Un altro studio, pubblicato sulla rivista PLoS One, è andato oltre il controllo in due persone e ha esaminato l’effetto di avere gruppi di 5, 10, 15 e 20 soggetti che hanno cooperato attraverso una BCI. I risultati hanno mostrato un sostanziale miglioramento sia nel tempo di risposta che nella precisione di un movimento da parte della macchina.
Un’altro aspetto già testato nella realtà è la possibilità di trasmettere pensieri tra due persone.
Un team di scienziati guidati dal dott. Giulio Ruffini di Starlab Barcelona, in Spagna, ha trasmesso con successo le parole “hola” e “ciao” tra due soggetti utilizzando l’elettroencefalogramma e le tecnologie, robotizzate e guidate da immagini, di stimolazione magnetica transcranica, collegate insieme attraverso Internet.
“Volevamo scoprire se si potesse comunicare direttamente tra due soggetti leggendo l’attività del cervello da una persona e iniettando l’attività cerebrale nella seconda persona, e farlo attraverso grandi distanze fisiche sfruttando i percorsi di comunicazione esistenti”, ha detto il ricercatore Dr.
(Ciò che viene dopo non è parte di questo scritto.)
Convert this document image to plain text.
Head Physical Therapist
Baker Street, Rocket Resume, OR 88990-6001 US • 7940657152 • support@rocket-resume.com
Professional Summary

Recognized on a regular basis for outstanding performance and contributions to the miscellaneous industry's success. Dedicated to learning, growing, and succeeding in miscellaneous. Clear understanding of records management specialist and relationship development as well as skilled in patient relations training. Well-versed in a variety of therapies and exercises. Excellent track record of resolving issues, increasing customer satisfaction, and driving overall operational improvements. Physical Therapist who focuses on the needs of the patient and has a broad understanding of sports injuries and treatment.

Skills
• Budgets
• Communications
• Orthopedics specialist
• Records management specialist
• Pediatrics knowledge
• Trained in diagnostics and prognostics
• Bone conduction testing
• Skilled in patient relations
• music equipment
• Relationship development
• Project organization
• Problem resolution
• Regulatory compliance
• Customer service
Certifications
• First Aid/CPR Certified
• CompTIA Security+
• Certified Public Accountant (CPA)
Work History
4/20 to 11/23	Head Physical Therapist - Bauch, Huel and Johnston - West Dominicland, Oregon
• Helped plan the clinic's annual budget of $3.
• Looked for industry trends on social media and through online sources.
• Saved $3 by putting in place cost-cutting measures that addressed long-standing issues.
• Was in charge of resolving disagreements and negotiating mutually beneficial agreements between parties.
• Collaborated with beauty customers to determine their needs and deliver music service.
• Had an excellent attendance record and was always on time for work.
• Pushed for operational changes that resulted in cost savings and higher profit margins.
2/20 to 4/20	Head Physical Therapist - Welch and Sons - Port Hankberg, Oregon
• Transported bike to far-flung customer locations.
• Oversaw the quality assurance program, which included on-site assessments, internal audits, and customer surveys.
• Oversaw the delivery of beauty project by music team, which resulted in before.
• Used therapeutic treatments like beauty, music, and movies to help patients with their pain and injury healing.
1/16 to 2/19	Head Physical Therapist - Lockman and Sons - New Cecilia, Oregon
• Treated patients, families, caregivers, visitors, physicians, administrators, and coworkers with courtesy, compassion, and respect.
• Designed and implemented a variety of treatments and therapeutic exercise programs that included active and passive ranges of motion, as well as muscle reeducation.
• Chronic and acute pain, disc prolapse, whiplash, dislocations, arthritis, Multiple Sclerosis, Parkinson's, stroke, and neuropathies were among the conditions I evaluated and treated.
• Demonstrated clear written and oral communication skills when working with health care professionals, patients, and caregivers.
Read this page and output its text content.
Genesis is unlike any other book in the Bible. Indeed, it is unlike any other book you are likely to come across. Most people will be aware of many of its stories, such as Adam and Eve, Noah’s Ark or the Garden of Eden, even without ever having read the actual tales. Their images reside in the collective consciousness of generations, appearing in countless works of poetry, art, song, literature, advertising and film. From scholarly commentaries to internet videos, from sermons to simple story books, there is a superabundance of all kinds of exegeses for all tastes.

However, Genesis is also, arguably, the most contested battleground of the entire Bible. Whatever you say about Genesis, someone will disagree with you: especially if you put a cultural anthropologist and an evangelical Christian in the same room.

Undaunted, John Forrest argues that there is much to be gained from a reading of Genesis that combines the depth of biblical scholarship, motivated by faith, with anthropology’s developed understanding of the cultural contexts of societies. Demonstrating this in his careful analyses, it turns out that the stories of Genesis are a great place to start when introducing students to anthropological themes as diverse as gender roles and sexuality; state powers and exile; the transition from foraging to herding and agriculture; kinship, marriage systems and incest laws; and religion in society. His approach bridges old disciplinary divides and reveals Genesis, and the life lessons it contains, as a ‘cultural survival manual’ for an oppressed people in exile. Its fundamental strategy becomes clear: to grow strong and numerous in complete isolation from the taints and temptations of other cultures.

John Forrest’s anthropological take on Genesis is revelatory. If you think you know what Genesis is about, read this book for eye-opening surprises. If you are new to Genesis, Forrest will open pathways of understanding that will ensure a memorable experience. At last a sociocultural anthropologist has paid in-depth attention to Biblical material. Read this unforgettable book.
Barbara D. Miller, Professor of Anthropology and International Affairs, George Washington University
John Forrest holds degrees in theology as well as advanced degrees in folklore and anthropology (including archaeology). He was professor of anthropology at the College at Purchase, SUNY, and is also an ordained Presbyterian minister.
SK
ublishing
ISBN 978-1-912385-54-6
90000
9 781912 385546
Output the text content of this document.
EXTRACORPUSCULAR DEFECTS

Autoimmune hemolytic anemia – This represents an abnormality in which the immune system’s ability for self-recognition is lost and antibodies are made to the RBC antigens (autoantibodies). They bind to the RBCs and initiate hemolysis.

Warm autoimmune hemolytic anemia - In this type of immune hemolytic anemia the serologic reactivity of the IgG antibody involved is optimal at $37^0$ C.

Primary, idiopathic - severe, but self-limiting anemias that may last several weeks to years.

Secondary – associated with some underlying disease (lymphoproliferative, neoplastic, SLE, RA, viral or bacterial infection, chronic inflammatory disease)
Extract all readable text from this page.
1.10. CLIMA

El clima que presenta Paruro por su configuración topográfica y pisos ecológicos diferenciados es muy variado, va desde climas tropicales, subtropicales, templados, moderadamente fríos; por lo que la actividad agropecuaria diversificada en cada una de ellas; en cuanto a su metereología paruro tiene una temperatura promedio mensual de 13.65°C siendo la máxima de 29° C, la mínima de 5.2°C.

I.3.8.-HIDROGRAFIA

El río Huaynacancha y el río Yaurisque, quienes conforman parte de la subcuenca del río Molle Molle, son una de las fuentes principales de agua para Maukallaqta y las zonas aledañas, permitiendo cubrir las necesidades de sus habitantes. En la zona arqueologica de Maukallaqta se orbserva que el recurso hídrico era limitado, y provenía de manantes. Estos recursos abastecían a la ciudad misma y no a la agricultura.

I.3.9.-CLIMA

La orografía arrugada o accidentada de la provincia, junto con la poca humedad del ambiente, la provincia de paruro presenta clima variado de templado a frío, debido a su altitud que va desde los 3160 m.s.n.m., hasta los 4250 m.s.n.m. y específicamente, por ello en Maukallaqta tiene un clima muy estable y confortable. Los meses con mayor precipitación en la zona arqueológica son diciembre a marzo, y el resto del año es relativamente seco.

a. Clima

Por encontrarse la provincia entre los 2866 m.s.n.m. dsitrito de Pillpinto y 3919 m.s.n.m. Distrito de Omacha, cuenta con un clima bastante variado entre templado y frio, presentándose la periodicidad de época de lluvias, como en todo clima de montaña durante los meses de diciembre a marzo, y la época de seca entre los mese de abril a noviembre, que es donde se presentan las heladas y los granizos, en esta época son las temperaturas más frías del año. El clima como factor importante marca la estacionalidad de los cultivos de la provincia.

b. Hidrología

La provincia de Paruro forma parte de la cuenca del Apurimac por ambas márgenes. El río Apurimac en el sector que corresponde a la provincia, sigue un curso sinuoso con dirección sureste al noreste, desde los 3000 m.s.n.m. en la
Alvaro Pascual-Leone.
Quattro volontari, di età compresa tra i 28 e i 50 anni, hanno partecipato allo studio. Uno è stato assegnato alla BCI che ha inviato le parole, i restanti sono stati assegnati all’interfaccia computer-cervello (CBI) per ricevere i messaggi e capirli. La prima interfaccia si trovava in India e la seconda in Francia, distanti 8046 Km.
Un esperimento simile è stato condotto anche tra individui in Spagna e Francia. Il tasso di errore totale è stato del 15%, un’11% nella decodifica e un 5% alla codifica iniziale.
“Sebbene di natura certamente limitata, questi risultati iniziali suggeriscono nuove direzioni di ricerca, compresa la trasmissione diretta non invasiva di emozioni e sentimenti o la possibilità di sintesi sensoriale negli esseri umani”, hanno affermato i ricercatori.
Quindi nel nostro futuro ci saranno robot giganti guidati da una coppia di piloti? Probabilmente no, ma una BCI collettiva potrebbe portare a un più efficiente rapporto con le attività digitali come può essere l’analisi di database o persino i videogiochi.